Own Up, Which One of You Broke The Website?

Our infrastructure can be broadly split into three categories: Public Facing, Internal, and Builders.The latter should be pretty self-explanatory and are a mix of amd64 and aarch64 boxes that build all our images. Internal services include things like our wiki, monitoring and metrics, automation, Discord bots, etc. The bulk of our public facing services - our website, Discourse forums, Fleet, Info, and Status pages - are hosted on Digital Ocean droplets, however, we use a number of different hosting providers for our other services, in part because it's wise to distribute your eggs, in part because DO don't offer arm droplets, and in part because running 24/7 droplets of the required number and spec for our builders would simply be more expensive than more traditional hosting providers.

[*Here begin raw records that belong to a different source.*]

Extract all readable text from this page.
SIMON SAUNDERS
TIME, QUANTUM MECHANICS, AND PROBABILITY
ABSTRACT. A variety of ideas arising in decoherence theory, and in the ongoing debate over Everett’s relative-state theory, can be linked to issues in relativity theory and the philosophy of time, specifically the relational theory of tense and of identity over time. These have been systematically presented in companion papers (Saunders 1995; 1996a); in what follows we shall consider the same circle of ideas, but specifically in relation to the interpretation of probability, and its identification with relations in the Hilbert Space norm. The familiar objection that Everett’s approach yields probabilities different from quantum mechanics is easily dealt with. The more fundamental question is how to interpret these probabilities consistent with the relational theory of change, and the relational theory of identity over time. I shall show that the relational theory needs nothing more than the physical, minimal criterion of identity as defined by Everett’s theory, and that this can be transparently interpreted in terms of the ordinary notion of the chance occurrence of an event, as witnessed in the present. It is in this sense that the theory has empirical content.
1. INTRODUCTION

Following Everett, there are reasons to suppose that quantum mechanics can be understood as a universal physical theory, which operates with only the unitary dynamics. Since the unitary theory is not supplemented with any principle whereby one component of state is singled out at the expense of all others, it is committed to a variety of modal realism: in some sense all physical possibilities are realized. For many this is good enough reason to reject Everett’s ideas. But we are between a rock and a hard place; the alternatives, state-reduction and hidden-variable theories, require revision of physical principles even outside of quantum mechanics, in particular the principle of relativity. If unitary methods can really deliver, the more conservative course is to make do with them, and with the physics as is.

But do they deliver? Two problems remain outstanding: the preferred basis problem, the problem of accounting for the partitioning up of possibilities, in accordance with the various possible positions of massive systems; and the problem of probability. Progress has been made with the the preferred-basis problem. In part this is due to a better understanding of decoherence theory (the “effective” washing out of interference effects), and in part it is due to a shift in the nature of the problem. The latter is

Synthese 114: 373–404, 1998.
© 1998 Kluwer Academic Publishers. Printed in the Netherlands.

One of the nice things about DO is that we can upload and store our own custom OS images, which makes life much easier when we want to deploy Alpine-based hosts, for example, and they also offer much more detailed metrics and monitoring than our other hosting providers, which really helps with making sure we've got everything sized correctly and aren't overpaying or underperforming. They do also offer a Container Registry service, but it's designed for private, internal use, and their largest offering is only 100 GB storage, which we would burn through in no time (Webtop alone accounts for over 3Tb of images).

In the 4 years I've been part of Linuxserver I don't think we've had a single outage across our droplets, which is honestly quite impressive, and with weekly backups (daily now available) and on-demand snapshots we've got some pretty solid reliability for our services. However, even the best hosting provider can't protect you against someone screwing up while managing a box and so we've taken some additional steps to try and protect ourselves.

Monitoring

Beyond the metrics and alerting provided by DO, we use Gatus to monitor our services for outages, and it doubles as a public status page. If something goes down we know about it within a few minutes, rather than relying on chance or annoyed users notifying us about it. We also monitor a number of 3rd party services that we rely heavily on, such as the Docker registries and the Github API so that when users complain about not being able to pull images we know if there's a wider issue.

Pre-Prod

We operate a pre-production clone of our live website that allows us to test upgrades and changes without making us look too stupid when everything breaks. We were "inspired" to set it up after an upgrade to Grav (our CMS) broke our custom CSS, and it's already paid dividends.

Version Control

Did you know that Docker Compose can pull from a remote git repo? No? I'm not surprised as it's an experimental feature and very lightly documented. In fact this blog post was the only official place outside of the Docker git repos that I found reference to it. The TL;DR is if you set COMPOSE_EXPERIMENTAL_GIT_REMOTE=true you can then include the repo:

include:
  - git@github.com:linuxserver/infra.git#main:website/compose.yml

in your compose.yml and Docker will retrieve all your config from that path in git without the need to manually clone and pull repos and remember to keep them up to date. What it also means is that I can't jump onto a droplet, edit the compose project, make a typo, and bring everything down. Instead I have to open a PR against the repo, get it approved & merged, and then compose will integrate those changes - and if it still breaks something then it's the fault of whoever approved the PR, rather than me. You can see an example of one of these repos here in our Labs org.

Long Term Support

Our next big exercise will be upgrading all of our Ubuntu hosts from Jammy to Noble; something we'll look to do over the next few months. It would really be an ideal opportunity to test our resiliency and instead spin up new Noble droplets, restore the config and data onto them, and then flip DNS to the new host. To paraphrase Bender, quoting God, if we do things right, people won’t be sure we’ve done anything at all.